The wood burners with those unique ballon shaped smoke stacks did, so spark arresters were placed on top of the smoke stack to prevent forest fires.
Some years back I was railfanning a local railyard when a diesel switcher, probably an ex-Milwaukee Road MP15 which had been sitting idle for some time was coupled onto a VERY long cut of cars and worked like the devil to move them. It was pitch black outside and yes I saw plenty of sparks shooting into the air. Very impressive.
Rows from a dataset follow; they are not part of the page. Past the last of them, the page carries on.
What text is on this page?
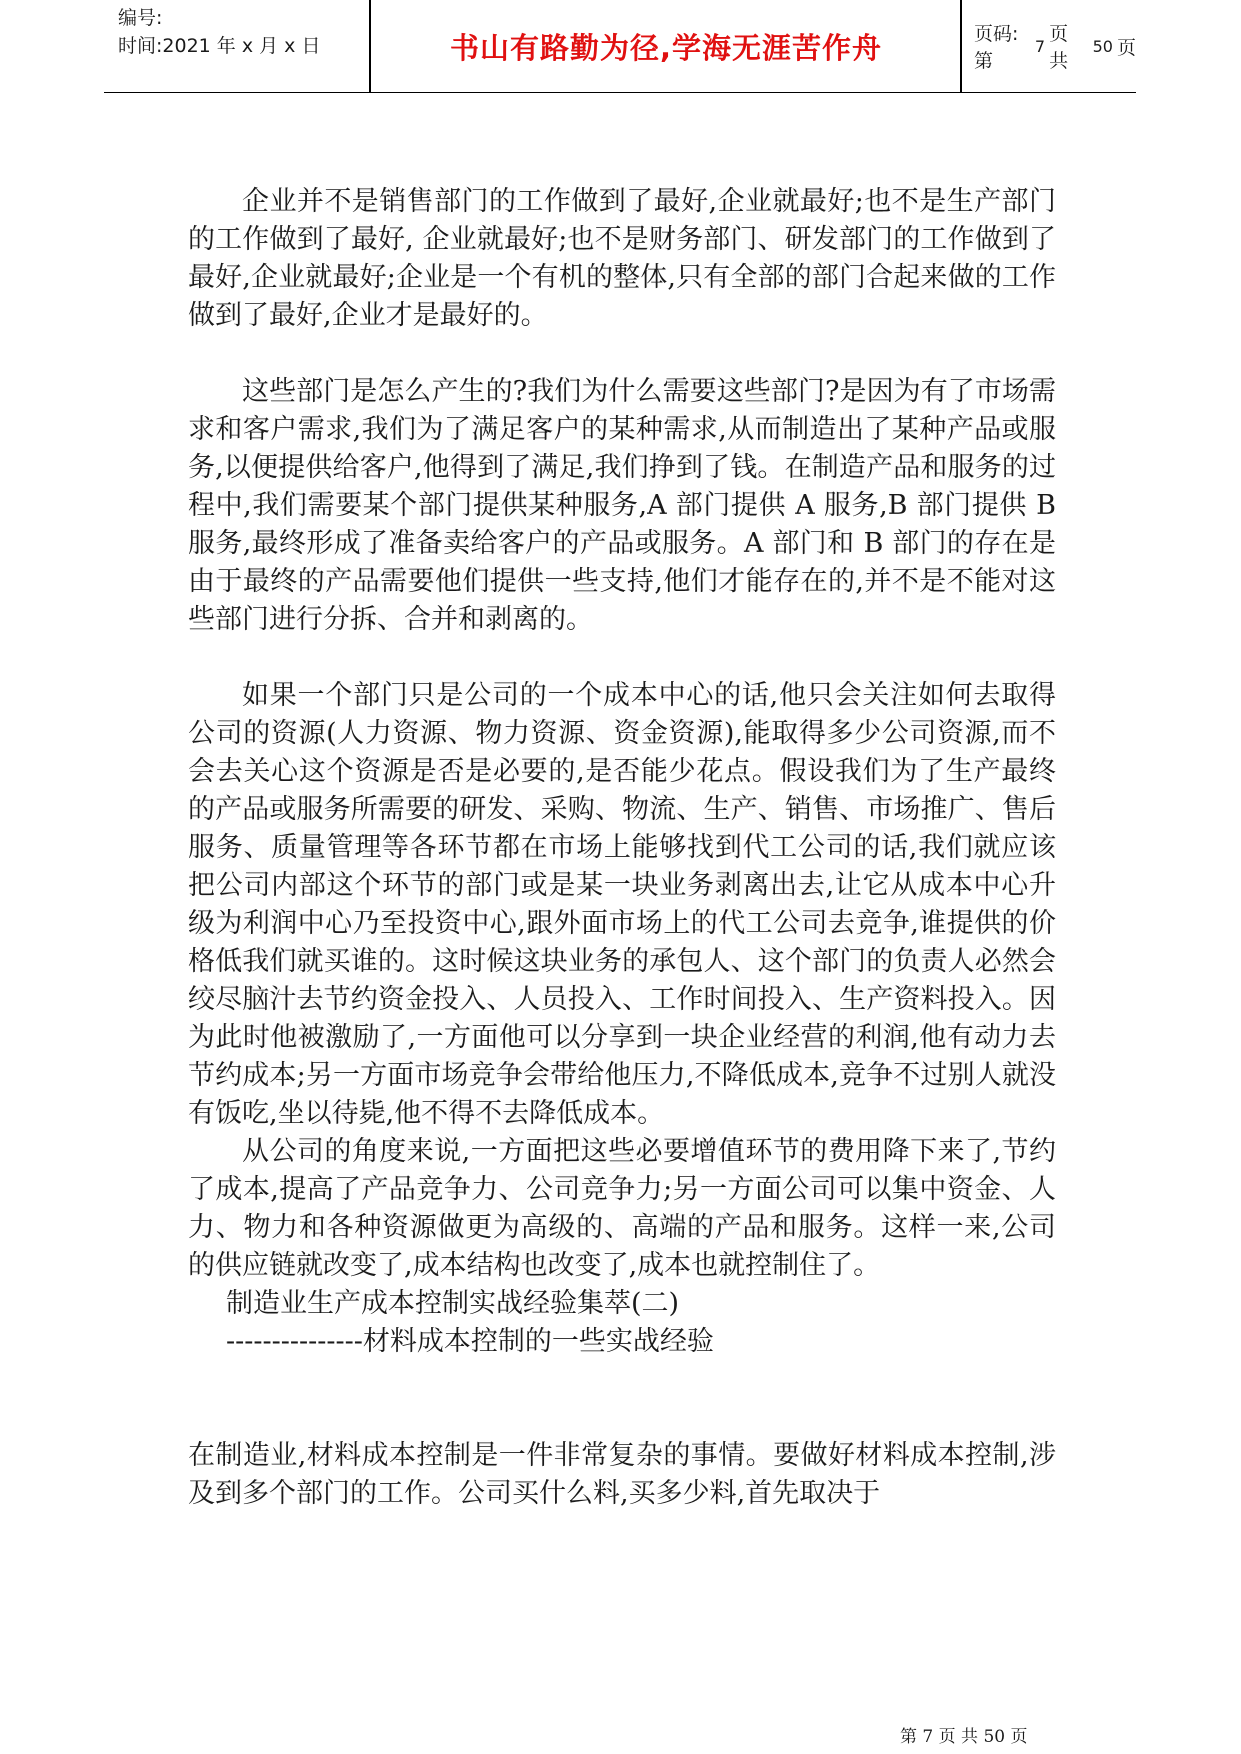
编号:
时间:2021 年 x 月 x 日	书山有路勤为径,学海无涯苦作舟	页码:第
7
页 共
50 页

企业并不是销售部门的工作做到了最好,企业就最好;也不是生产部门的工作做到了最好, 企业就最好;也不是财务部门、研发部门的工作做到了最好,企业就最好;企业是一个有机的整体,只有全部的部门合起来做的工作做到了最好,企业才是最好的。

这些部门是怎么产生的?我们为什么需要这些部门?是因为有了市场需求和客户需求,我们为了满足客户的某种需求,从而制造出了某种产品或服务,以便提供给客户,他得到了满足,我们挣到了钱。在制造产品和服务的过程中,我们需要某个部门提供某种服务,A 部门提供 A 服务,B 部门提供 B 服务,最终形成了准备卖给客户的产品或服务。A 部门和 B 部门的存在是由于最终的产品需要他们提供一些支持,他们才能存在的,并不是不能对这些部门进行分拆、合并和剥离的。

如果一个部门只是公司的一个成本中心的话,他只会关注如何去取得公司的资源(人力资源、物力资源、资金资源),能取得多少公司资源,而不会去关心这个资源是否是必要的,是否能少花点。假设我们为了生产最终的产品或服务所需要的研发、采购、物流、生产、销售、市场推广、售后服务、质量管理等各环节都在市场上能够找到代工公司的话,我们就应该把公司内部这个环节的部门或是某一块业务剥离出去,让它从成本中心升级为利润中心乃至投资中心,跟外面市场上的代工公司去竞争,谁提供的价格低我们就买谁的。这时候这块业务的承包人、这个部门的负责人必然会绞尽脑汁去节约资金投入、人员投入、工作时间投入、生产资料投入。因为此时他被激励了,一方面他可以分享到一块企业经营的利润,他有动力去节约成本;另一方面市场竞争会带给他压力,不降低成本,竞争不过别人就没有饭吃,坐以待毙,他不得不去降低成本。

从公司的角度来说,一方面把这些必要增值环节的费用降下来了,节约了成本,提高了产品竞争力、公司竞争力;另一方面公司可以集中资金、人力、物力和各种资源做更为高级的、高端的产品和服务。这样一来,公司的供应链就改变了,成本结构也改变了,成本也就控制住了。

制造业生产成本控制实战经验集萃(二)

---------------材料成本控制的一些实战经验

在制造业,材料成本控制是一件非常复杂的事情。要做好材料成本控制,涉及到多个部门的工作。公司买什么料,买多少料,首先取决于

第 7 页 共 50 页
I have been trackside on a grade when a hard working coal fired steam locomotive went by, and yeah there was a shower of cinders that rained down afterwards. Glad I wasn't wearing a white shirt, but they did get in my hair which I only realized during the next morning's shampooing - and then I checked the pillow!
Dave Nelson
In our fire station we have a log book from 1927, there were a lot of fires along the right of way and some roof fires that were logged as "spark from locomotive" as the cause. No wood burners around here.
We are not talking one or two fires here and there, these were a common occurrence.